The research of Lake Cerknica signifies one of the peaks of Valvasor’s scientific research. The drying up of the lake excited the imagination and provoked questions about the structure of the activity; that was the reason for the polymath’s intensive study. He was convinced that there was a system of five lakes in the hill called Slivnica, under the lake’s surface, which made its emptying and filling possible. On 14th December 1687 Janez Vajkard Valvasor was elected Fellow of the Royal Society of London and a part of his description of Lake Cerknica was read on that occasion. Edmund Halley, the world’s famous astronomer, did the experiment of the filling and emptying of Lake Cerknica. With his election Valvasor became the fourth member of the Society from the lands of the Austro-Hungarian Empire, and the first and only one from Slovenian lands. The report about Lake Cerknica and the procedure of casting metal objects that was used on the production of the Mary’s statue was published in Philosophical Transactions, London 1687, Number 191, and in Acta Eruditorum, Leipzig 1689 – the two oldest and at that time the most important scientific magazines.

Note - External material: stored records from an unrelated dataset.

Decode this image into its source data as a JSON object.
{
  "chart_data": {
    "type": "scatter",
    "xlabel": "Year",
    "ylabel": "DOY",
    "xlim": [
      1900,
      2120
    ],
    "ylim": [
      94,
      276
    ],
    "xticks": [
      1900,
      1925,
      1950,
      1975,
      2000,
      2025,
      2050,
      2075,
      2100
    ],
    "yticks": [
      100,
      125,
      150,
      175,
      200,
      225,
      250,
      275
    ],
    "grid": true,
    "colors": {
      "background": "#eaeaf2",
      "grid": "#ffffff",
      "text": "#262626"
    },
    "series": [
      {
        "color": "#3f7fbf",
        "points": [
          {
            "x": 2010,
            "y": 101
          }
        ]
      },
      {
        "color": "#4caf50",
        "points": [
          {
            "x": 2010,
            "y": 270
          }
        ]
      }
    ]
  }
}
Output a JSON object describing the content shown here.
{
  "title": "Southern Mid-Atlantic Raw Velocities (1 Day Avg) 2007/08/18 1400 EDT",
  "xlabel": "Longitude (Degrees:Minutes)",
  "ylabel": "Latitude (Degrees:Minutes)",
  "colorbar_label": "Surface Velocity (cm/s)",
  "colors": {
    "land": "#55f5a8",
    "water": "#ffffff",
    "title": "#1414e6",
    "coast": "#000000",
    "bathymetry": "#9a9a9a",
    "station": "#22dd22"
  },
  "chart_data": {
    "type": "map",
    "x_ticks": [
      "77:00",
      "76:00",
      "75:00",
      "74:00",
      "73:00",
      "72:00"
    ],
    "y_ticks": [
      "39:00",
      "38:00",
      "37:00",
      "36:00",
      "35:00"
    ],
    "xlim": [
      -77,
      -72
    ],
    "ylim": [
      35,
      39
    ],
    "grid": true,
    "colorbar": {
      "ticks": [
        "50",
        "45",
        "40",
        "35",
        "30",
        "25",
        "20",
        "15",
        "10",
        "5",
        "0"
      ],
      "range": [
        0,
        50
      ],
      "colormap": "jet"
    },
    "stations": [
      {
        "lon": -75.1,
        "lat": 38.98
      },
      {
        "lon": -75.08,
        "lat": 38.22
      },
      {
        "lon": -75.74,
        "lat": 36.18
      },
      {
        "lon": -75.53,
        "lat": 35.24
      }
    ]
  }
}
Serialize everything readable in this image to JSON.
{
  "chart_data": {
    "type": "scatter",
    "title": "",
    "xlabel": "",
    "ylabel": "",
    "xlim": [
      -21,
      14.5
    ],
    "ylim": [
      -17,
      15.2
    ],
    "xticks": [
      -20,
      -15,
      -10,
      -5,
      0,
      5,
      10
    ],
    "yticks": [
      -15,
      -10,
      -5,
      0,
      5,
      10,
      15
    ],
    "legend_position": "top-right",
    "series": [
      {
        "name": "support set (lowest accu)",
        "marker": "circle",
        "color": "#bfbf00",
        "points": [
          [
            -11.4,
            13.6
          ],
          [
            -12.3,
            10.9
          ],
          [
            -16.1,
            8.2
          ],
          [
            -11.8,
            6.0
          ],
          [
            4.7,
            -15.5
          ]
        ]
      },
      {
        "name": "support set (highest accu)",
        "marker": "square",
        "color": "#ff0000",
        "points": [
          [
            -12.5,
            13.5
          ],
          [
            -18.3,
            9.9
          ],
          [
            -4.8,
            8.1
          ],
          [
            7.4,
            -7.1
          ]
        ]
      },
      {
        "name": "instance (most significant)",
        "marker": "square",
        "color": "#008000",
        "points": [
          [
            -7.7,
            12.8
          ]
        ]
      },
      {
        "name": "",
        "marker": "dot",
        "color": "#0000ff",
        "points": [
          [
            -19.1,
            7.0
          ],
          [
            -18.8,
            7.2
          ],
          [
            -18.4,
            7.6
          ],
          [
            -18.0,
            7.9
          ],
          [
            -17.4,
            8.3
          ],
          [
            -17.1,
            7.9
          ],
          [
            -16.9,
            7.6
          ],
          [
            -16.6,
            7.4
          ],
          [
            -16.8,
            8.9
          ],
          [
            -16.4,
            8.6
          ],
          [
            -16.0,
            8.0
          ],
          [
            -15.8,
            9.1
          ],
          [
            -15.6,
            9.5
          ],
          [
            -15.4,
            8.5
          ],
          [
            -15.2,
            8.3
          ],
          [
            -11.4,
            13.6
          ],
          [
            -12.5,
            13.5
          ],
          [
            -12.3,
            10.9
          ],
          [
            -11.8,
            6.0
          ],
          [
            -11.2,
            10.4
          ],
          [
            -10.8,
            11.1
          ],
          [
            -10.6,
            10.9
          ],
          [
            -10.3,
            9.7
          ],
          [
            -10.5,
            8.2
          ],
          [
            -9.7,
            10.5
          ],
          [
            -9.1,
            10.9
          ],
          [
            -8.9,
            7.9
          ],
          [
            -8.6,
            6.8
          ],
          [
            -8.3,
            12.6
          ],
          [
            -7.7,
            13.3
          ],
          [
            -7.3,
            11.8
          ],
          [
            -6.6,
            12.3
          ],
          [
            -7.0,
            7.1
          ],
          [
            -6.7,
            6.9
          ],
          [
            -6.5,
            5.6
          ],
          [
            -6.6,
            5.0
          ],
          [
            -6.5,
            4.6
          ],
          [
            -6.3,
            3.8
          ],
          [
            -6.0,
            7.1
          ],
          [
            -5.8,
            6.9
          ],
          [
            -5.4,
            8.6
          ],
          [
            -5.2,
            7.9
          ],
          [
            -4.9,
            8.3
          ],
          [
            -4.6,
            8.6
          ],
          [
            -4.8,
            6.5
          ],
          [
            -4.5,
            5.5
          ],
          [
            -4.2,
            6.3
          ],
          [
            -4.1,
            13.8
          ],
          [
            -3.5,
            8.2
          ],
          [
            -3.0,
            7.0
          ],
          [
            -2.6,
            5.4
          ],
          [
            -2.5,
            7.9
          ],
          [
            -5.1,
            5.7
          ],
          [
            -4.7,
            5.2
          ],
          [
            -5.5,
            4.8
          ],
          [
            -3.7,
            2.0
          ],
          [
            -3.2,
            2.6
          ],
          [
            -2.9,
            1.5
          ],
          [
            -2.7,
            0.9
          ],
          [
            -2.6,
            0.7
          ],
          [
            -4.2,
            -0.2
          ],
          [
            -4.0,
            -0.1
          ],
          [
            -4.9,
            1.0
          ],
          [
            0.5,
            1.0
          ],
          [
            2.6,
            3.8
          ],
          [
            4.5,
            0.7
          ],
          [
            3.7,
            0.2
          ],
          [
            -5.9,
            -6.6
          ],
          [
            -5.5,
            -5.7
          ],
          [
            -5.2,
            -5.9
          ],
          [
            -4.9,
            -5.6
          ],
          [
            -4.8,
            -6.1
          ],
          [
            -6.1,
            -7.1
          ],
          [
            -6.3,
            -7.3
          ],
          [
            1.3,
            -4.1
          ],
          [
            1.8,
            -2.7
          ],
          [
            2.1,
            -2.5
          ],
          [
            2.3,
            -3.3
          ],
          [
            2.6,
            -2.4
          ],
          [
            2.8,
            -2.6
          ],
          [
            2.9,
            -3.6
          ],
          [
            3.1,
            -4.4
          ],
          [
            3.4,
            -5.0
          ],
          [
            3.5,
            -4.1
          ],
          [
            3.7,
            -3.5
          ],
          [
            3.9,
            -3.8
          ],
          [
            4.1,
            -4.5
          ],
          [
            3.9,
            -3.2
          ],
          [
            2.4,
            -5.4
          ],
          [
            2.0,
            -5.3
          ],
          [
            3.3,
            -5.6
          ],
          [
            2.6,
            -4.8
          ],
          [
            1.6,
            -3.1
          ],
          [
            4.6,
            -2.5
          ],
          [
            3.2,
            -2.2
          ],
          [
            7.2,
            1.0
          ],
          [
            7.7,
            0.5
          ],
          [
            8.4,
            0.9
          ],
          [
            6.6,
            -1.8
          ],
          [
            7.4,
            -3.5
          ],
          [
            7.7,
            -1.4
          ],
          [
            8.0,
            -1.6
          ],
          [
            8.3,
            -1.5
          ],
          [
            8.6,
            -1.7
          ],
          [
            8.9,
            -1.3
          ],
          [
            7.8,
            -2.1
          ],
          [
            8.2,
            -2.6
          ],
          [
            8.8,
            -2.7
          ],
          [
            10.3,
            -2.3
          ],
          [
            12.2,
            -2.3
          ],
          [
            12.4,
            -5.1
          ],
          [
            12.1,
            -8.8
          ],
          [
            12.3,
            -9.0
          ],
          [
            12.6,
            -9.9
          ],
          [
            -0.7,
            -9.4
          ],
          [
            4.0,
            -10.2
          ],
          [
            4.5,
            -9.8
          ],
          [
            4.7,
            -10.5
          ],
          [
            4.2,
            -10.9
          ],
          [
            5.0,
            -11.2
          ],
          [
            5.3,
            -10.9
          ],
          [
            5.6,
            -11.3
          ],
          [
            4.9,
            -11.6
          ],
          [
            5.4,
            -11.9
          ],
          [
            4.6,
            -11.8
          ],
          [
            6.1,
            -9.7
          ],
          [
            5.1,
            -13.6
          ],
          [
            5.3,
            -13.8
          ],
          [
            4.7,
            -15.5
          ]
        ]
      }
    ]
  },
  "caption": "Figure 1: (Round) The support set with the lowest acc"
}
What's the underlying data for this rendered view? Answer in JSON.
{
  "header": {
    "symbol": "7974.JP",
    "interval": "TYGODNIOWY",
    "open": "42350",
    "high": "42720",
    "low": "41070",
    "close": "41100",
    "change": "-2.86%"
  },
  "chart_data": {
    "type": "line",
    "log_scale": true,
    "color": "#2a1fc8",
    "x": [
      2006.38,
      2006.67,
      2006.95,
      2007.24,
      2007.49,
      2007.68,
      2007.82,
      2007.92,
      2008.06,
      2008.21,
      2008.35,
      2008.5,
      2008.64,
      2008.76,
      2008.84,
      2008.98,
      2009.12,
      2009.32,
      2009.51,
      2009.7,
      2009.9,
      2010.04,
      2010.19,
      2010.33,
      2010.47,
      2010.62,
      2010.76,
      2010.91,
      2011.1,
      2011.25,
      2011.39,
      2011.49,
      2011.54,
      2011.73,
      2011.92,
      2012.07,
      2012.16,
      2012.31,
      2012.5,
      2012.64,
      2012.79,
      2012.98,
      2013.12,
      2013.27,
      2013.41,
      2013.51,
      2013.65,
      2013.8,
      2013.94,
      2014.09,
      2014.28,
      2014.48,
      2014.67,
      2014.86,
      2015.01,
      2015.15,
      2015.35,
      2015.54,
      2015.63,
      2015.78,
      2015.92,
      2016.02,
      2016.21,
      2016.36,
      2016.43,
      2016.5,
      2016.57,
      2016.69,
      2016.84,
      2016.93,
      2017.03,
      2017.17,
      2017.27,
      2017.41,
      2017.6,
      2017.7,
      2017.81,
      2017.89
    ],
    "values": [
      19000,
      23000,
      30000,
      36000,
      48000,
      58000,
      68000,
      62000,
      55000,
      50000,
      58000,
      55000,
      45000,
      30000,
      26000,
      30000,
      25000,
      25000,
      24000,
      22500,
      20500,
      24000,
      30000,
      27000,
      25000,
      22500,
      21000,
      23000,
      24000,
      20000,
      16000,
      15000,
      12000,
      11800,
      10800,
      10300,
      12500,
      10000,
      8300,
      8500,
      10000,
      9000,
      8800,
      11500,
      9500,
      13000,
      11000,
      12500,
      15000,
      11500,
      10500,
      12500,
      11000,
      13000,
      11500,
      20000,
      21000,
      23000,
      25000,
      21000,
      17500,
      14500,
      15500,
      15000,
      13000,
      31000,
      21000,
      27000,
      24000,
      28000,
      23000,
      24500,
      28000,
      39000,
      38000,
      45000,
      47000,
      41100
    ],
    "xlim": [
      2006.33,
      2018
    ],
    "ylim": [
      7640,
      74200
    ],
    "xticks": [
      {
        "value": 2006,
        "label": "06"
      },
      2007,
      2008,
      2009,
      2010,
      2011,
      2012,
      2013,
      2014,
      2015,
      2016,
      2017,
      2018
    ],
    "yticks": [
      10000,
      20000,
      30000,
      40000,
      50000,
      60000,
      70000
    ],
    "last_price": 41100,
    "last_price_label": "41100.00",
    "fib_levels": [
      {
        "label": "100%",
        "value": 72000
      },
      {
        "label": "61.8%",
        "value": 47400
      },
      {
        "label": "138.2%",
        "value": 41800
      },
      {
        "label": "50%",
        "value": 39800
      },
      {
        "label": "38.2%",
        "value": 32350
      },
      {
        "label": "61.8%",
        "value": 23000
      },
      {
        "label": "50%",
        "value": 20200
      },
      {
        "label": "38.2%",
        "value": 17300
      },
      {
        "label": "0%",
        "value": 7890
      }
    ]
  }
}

In the year 1688 in Nuremberg, the bookseller was Wolfgang Moritz Endter, the Complete Topography of the Old and the Modern Archduchy of Carinthia – Topographia Archiducatus Carinthiae et modernae completa; was published, with 264 numbered sheets bound in a fourfold form. The preface is important because there is Valvasor’s dedication to the States of Carinthia. Among 227 images of the places (to which 4 are added) there is a large panorama of Klagenfurt and a map of the Carinthia. The edition cannot compare with the famous XIth Book of The Glory of The Duchy of Carniola.
The author’s main source was Annales Carinthiae, written by Hieronim Megisr and published in Leipzig in 1612.
In 1689 Valvasor finally published his life’s work and reached the highest point of his creativity.